If there is one thought that both films Bohemian Rhapsody and Rocketman have in common, it’s surely this – that fame and money and popularity cannot provide a deep sense of identity and value.
There is a moment early in this film when every member of Reg Dwight’s family sings about wanting to be loved. They all seem to be feeling that lack in their lives. Young Reg soon shows an awful lot of promise when it comes to thumping a keyboard. He gains a scholarship to the Royal Academy of Music and then gets swept up in rock’n’roll fever, playing in the local pub as a young quiffed teenager. When he goes looking to be signed at a record company he is handed a file of song words by an unknown writer called Bernie Taupin. And it’s not long before the two begin a lifelong collaboration – Reg, now Elton, writing the music to go with Bernie’s lyrics. The company send Elton to America, to play the famous Troubadour club and, in spite of last minute nerves, Elton rises to the challenge and bangs out Crocodile Rock to an entranced audience. Fame and fortune scoop him up.

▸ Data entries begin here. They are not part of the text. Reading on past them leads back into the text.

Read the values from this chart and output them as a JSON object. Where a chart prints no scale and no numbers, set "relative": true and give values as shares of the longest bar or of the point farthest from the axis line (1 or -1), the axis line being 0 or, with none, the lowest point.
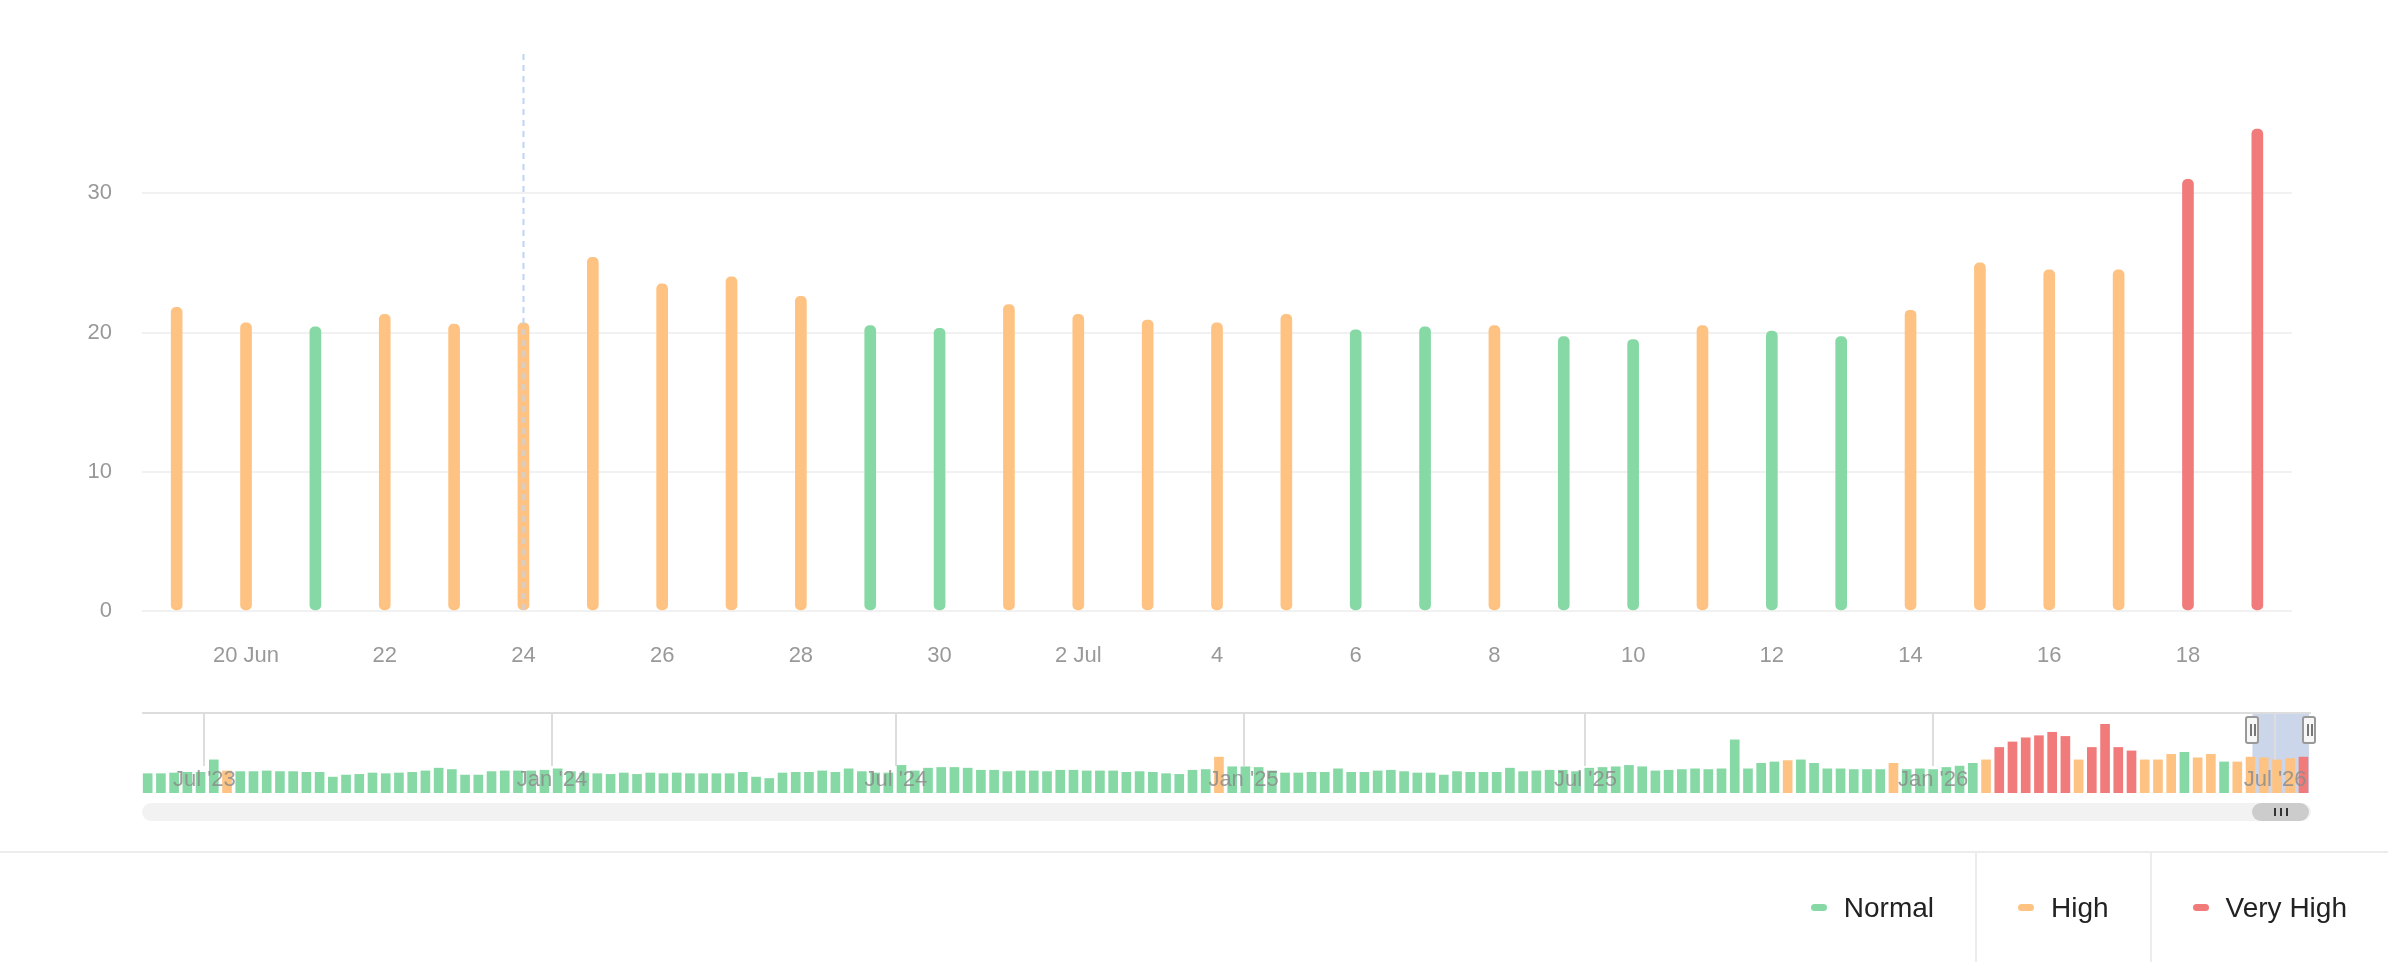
{
  "chart_data": [
    {
      "type": "bar",
      "categories": [
        null,
        "20 Jun",
        null,
        "22",
        null,
        "24",
        null,
        "26",
        null,
        "28",
        null,
        "30",
        null,
        "2 Jul",
        null,
        "4",
        null,
        "6",
        null,
        "8",
        null,
        "10",
        null,
        "12",
        null,
        "14",
        null,
        "16",
        null,
        "18",
        null
      ],
      "series": [
        {
          "name": "Normal",
          "color": "#86d9a5",
          "values": [
            null,
            null,
            20.4,
            null,
            null,
            null,
            null,
            null,
            null,
            null,
            20.5,
            20.3,
            null,
            null,
            null,
            null,
            null,
            20.2,
            20.4,
            null,
            19.7,
            19.5,
            null,
            20.1,
            19.7,
            null,
            null,
            null,
            null,
            null,
            null
          ]
        },
        {
          "name": "High",
          "color": "#fec382",
          "values": [
            21.8,
            20.7,
            null,
            21.3,
            20.6,
            20.7,
            25.4,
            23.5,
            24,
            22.6,
            null,
            null,
            22,
            21.3,
            20.9,
            20.7,
            21.3,
            null,
            null,
            20.5,
            null,
            null,
            20.5,
            null,
            null,
            21.6,
            25,
            24.5,
            24.5,
            null,
            null
          ]
        },
        {
          "name": "Very High",
          "color": "#f17b7b",
          "values": [
            null,
            null,
            null,
            null,
            null,
            null,
            null,
            null,
            null,
            null,
            null,
            null,
            null,
            null,
            null,
            null,
            null,
            null,
            null,
            null,
            null,
            null,
            null,
            null,
            null,
            null,
            null,
            null,
            null,
            31,
            34.6
          ]
        }
      ],
      "ylim": [
        0,
        40
      ],
      "yticks": [
        0,
        10,
        20,
        30
      ],
      "grid": "y",
      "legend": "bottom right",
      "ref_lines": [
        {
          "axis": "x",
          "value": "24",
          "color": "#b9d6f8",
          "line_style": "dashed"
        }
      ]
    },
    {
      "type": "bar",
      "relative": true,
      "x": [
        "2023-06-01",
        "2023-06-08",
        "2023-06-15",
        "2023-06-22",
        "2023-06-29",
        "2023-07-06",
        "2023-07-13",
        "2023-07-20",
        "2023-07-27",
        "2023-08-03",
        "2023-08-10",
        "2023-08-17",
        "2023-08-24",
        "2023-08-31",
        "2023-09-07",
        "2023-09-14",
        "2023-09-21",
        "2023-09-28",
        "2023-10-05",
        "2023-10-12",
        "2023-10-19",
        "2023-10-26",
        "2023-11-02",
        "2023-11-09",
        "2023-11-16",
        "2023-11-23",
        "2023-11-30",
        "2023-12-07",
        "2023-12-14",
        "2023-12-21",
        "2023-12-28",
        "2024-01-04",
        "2024-01-11",
        "2024-01-18",
        "2024-01-25",
        "2024-02-01",
        "2024-02-08",
        "2024-02-15",
        "2024-02-22",
        "2024-02-29",
        "2024-03-07",
        "2024-03-14",
        "2024-03-21",
        "2024-03-28",
        "2024-04-04",
        "2024-04-11",
        "2024-04-18",
        "2024-04-25",
        "2024-05-02",
        "2024-05-09",
        "2024-05-16",
        "2024-05-23",
        "2024-05-30",
        "2024-06-06",
        "2024-06-13",
        "2024-06-20",
        "2024-06-27",
        "2024-07-04",
        "2024-07-11",
        "2024-07-18",
        "2024-07-25",
        "2024-08-01",
        "2024-08-08",
        "2024-08-15",
        "2024-08-22",
        "2024-08-29",
        "2024-09-05",
        "2024-09-12",
        "2024-09-19",
        "2024-09-26",
        "2024-10-03",
        "2024-10-10",
        "2024-10-17",
        "2024-10-24",
        "2024-10-31",
        "2024-11-07",
        "2024-11-14",
        "2024-11-21",
        "2024-11-28",
        "2024-12-05",
        "2024-12-12",
        "2024-12-19",
        "2024-12-26",
        "2025-01-02",
        "2025-01-09",
        "2025-01-16",
        "2025-01-23",
        "2025-01-30",
        "2025-02-06",
        "2025-02-13",
        "2025-02-20",
        "2025-02-27",
        "2025-03-06",
        "2025-03-13",
        "2025-03-20",
        "2025-03-27",
        "2025-04-03",
        "2025-04-10",
        "2025-04-17",
        "2025-04-24",
        "2025-05-01",
        "2025-05-08",
        "2025-05-15",
        "2025-05-22",
        "2025-05-29",
        "2025-06-05",
        "2025-06-12",
        "2025-06-19",
        "2025-06-26",
        "2025-07-03",
        "2025-07-10",
        "2025-07-17",
        "2025-07-24",
        "2025-07-31",
        "2025-08-07",
        "2025-08-14",
        "2025-08-21",
        "2025-08-28",
        "2025-09-04",
        "2025-09-11",
        "2025-09-18",
        "2025-09-25",
        "2025-10-02",
        "2025-10-09",
        "2025-10-16",
        "2025-10-23",
        "2025-10-30",
        "2025-11-06",
        "2025-11-13",
        "2025-11-20",
        "2025-11-27",
        "2025-12-04",
        "2025-12-11",
        "2025-12-18",
        "2025-12-25",
        "2026-01-01",
        "2026-01-08",
        "2026-01-15",
        "2026-01-22",
        "2026-01-29",
        "2026-02-05",
        "2026-02-12",
        "2026-02-19",
        "2026-02-26",
        "2026-03-05",
        "2026-03-12",
        "2026-03-19",
        "2026-03-26",
        "2026-04-02",
        "2026-04-09",
        "2026-04-16",
        "2026-04-23",
        "2026-04-30",
        "2026-05-07",
        "2026-05-14",
        "2026-05-21",
        "2026-05-28",
        "2026-06-04",
        "2026-06-11",
        "2026-06-18",
        "2026-06-25",
        "2026-07-02",
        "2026-07-09",
        "2026-07-16"
      ],
      "values": [
        0.28,
        0.28,
        0.29,
        0.3,
        0.3,
        0.48,
        0.32,
        0.31,
        0.31,
        0.32,
        0.31,
        0.31,
        0.3,
        0.3,
        0.23,
        0.26,
        0.27,
        0.29,
        0.28,
        0.29,
        0.3,
        0.32,
        0.36,
        0.34,
        0.26,
        0.26,
        0.31,
        0.32,
        0.32,
        0.32,
        0.33,
        0.35,
        0.31,
        0.29,
        0.28,
        0.27,
        0.29,
        0.27,
        0.29,
        0.28,
        0.29,
        0.28,
        0.28,
        0.28,
        0.28,
        0.3,
        0.23,
        0.21,
        0.29,
        0.3,
        0.3,
        0.32,
        0.3,
        0.35,
        0.31,
        0.29,
        0.29,
        0.4,
        0.32,
        0.36,
        0.37,
        0.37,
        0.36,
        0.33,
        0.33,
        0.31,
        0.32,
        0.32,
        0.31,
        0.33,
        0.33,
        0.32,
        0.32,
        0.32,
        0.3,
        0.31,
        0.3,
        0.28,
        0.27,
        0.33,
        0.34,
        0.52,
        0.38,
        0.38,
        0.37,
        0.32,
        0.29,
        0.29,
        0.3,
        0.3,
        0.35,
        0.3,
        0.3,
        0.32,
        0.33,
        0.31,
        0.29,
        0.29,
        0.26,
        0.31,
        0.3,
        0.3,
        0.3,
        0.36,
        0.31,
        0.32,
        0.33,
        0.33,
        0.31,
        0.36,
        0.37,
        0.38,
        0.4,
        0.38,
        0.32,
        0.33,
        0.34,
        0.35,
        0.34,
        0.35,
        0.77,
        0.35,
        0.43,
        0.45,
        0.47,
        0.48,
        0.43,
        0.35,
        0.35,
        0.34,
        0.34,
        0.34,
        0.43,
        0.34,
        0.35,
        0.34,
        0.37,
        0.39,
        0.43,
        0.48,
        0.66,
        0.74,
        0.8,
        0.83,
        0.88,
        0.82,
        0.48,
        0.66,
        1,
        0.66,
        0.61,
        0.48,
        0.48,
        0.56,
        0.59,
        0.51,
        0.56,
        0.45,
        0.45,
        0.52,
        0.51,
        0.48,
        0.5,
        0.52
      ],
      "colors": [
        "#86d9a5",
        "#86d9a5",
        "#86d9a5",
        "#86d9a5",
        "#86d9a5",
        "#86d9a5",
        "#fec382",
        "#86d9a5",
        "#86d9a5",
        "#86d9a5",
        "#86d9a5",
        "#86d9a5",
        "#86d9a5",
        "#86d9a5",
        "#86d9a5",
        "#86d9a5",
        "#86d9a5",
        "#86d9a5",
        "#86d9a5",
        "#86d9a5",
        "#86d9a5",
        "#86d9a5",
        "#86d9a5",
        "#86d9a5",
        "#86d9a5",
        "#86d9a5",
        "#86d9a5",
        "#86d9a5",
        "#86d9a5",
        "#86d9a5",
        "#86d9a5",
        "#86d9a5",
        "#86d9a5",
        "#86d9a5",
        "#86d9a5",
        "#86d9a5",
        "#86d9a5",
        "#86d9a5",
        "#86d9a5",
        "#86d9a5",
        "#86d9a5",
        "#86d9a5",
        "#86d9a5",
        "#86d9a5",
        "#86d9a5",
        "#86d9a5",
        "#86d9a5",
        "#86d9a5",
        "#86d9a5",
        "#86d9a5",
        "#86d9a5",
        "#86d9a5",
        "#86d9a5",
        "#86d9a5",
        "#86d9a5",
        "#86d9a5",
        "#86d9a5",
        "#86d9a5",
        "#86d9a5",
        "#86d9a5",
        "#86d9a5",
        "#86d9a5",
        "#86d9a5",
        "#86d9a5",
        "#86d9a5",
        "#86d9a5",
        "#86d9a5",
        "#86d9a5",
        "#86d9a5",
        "#86d9a5",
        "#86d9a5",
        "#86d9a5",
        "#86d9a5",
        "#86d9a5",
        "#86d9a5",
        "#86d9a5",
        "#86d9a5",
        "#86d9a5",
        "#86d9a5",
        "#86d9a5",
        "#86d9a5",
        "#fec382",
        "#86d9a5",
        "#86d9a5",
        "#86d9a5",
        "#86d9a5",
        "#86d9a5",
        "#86d9a5",
        "#86d9a5",
        "#86d9a5",
        "#86d9a5",
        "#86d9a5",
        "#86d9a5",
        "#86d9a5",
        "#86d9a5",
        "#86d9a5",
        "#86d9a5",
        "#86d9a5",
        "#86d9a5",
        "#86d9a5",
        "#86d9a5",
        "#86d9a5",
        "#86d9a5",
        "#86d9a5",
        "#86d9a5",
        "#86d9a5",
        "#86d9a5",
        "#86d9a5",
        "#86d9a5",
        "#86d9a5",
        "#86d9a5",
        "#86d9a5",
        "#86d9a5",
        "#86d9a5",
        "#86d9a5",
        "#86d9a5",
        "#86d9a5",
        "#86d9a5",
        "#86d9a5",
        "#86d9a5",
        "#86d9a5",
        "#86d9a5",
        "#86d9a5",
        "#86d9a5",
        "#fec382",
        "#86d9a5",
        "#86d9a5",
        "#86d9a5",
        "#86d9a5",
        "#86d9a5",
        "#86d9a5",
        "#86d9a5",
        "#fec382",
        "#86d9a5",
        "#86d9a5",
        "#86d9a5",
        "#86d9a5",
        "#86d9a5",
        "#86d9a5",
        "#fec382",
        "#f17b7b",
        "#f17b7b",
        "#f17b7b",
        "#f17b7b",
        "#f17b7b",
        "#f17b7b",
        "#fec382",
        "#f17b7b",
        "#f17b7b",
        "#f17b7b",
        "#f17b7b",
        "#fec382",
        "#fec382",
        "#fec382",
        "#86d9a5",
        "#fec382",
        "#fec382",
        "#86d9a5",
        "#fec382",
        "#fec382",
        "#fec382",
        "#fec382",
        "#fec382",
        "#f17b7b"
      ],
      "xlim": [
        "2023-05-29",
        "2026-07-20"
      ],
      "xticks": [
        {
          "value": "2023-07-01",
          "label": "Jul '23"
        },
        {
          "value": "2024-01-01",
          "label": "Jan '24"
        },
        {
          "value": "2024-07-01",
          "label": "Jul '24"
        },
        {
          "value": "2025-01-01",
          "label": "Jan '25"
        },
        {
          "value": "2025-07-01",
          "label": "Jul '25"
        },
        {
          "value": "2026-01-01",
          "label": "Jan '26"
        },
        {
          "value": "2026-07-01",
          "label": "Jul '26"
        }
      ],
      "grid": "x",
      "bands": [
        {
          "axis": "x",
          "from": "2026-06-19",
          "to": "2026-07-19",
          "color": "#ccd6eb"
        }
      ]
    }
  ]
}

And yet the longing goes on. To be affirmed. To be known and cared for. To be loved. In the movie both Elton’s parents seem to miss this need. Perhaps because they too are not sure what it means to be know what it is to be cherished and valued. It is perhaps something of a cliché to say that when we don’t feel loved we go looking in all the wrong places. But that is exactly what happens here. Elton indulges in shopping, booze, sex, drugs and food – all in an attempt to satisfy that deep longing within to be loved and affirmed.
There is a little verse in the Bible, at the start of chapter 3 of a letter from a guy called John, which assures us of this: ‘See how much the father has loved us, his love is so great that we are called his children. And so we are.’ The father referred to here is no ordinary dad. This is a parent who is extraordinarily creative, kind, patient, slow to become angry, and topped full of extravagant love. Love for us. Love that can pick us up when we crash. Love that comes looking for us when yet again we have gone looking in all the wrong places. Love that is not afraid of the dark and the dirt. Love that is not afraid to die for us. Love that has given everything for us, that knows us and understands us in a way that no one else does. Love that is costly and priceless. The love of the father. The love of our God. Ultimately this life can let us down. It ambushes us. Disappoints us. Pulls the rug. We all know that. But the promise that a carpenter from Nazareth demonstrates is that there is a God who has entered into the mess and the mire, and the backstabbing and broken dreams. One who wants us to discover, and to keep on discovering, a life-affirming, radical, deeply satisfying kind of love.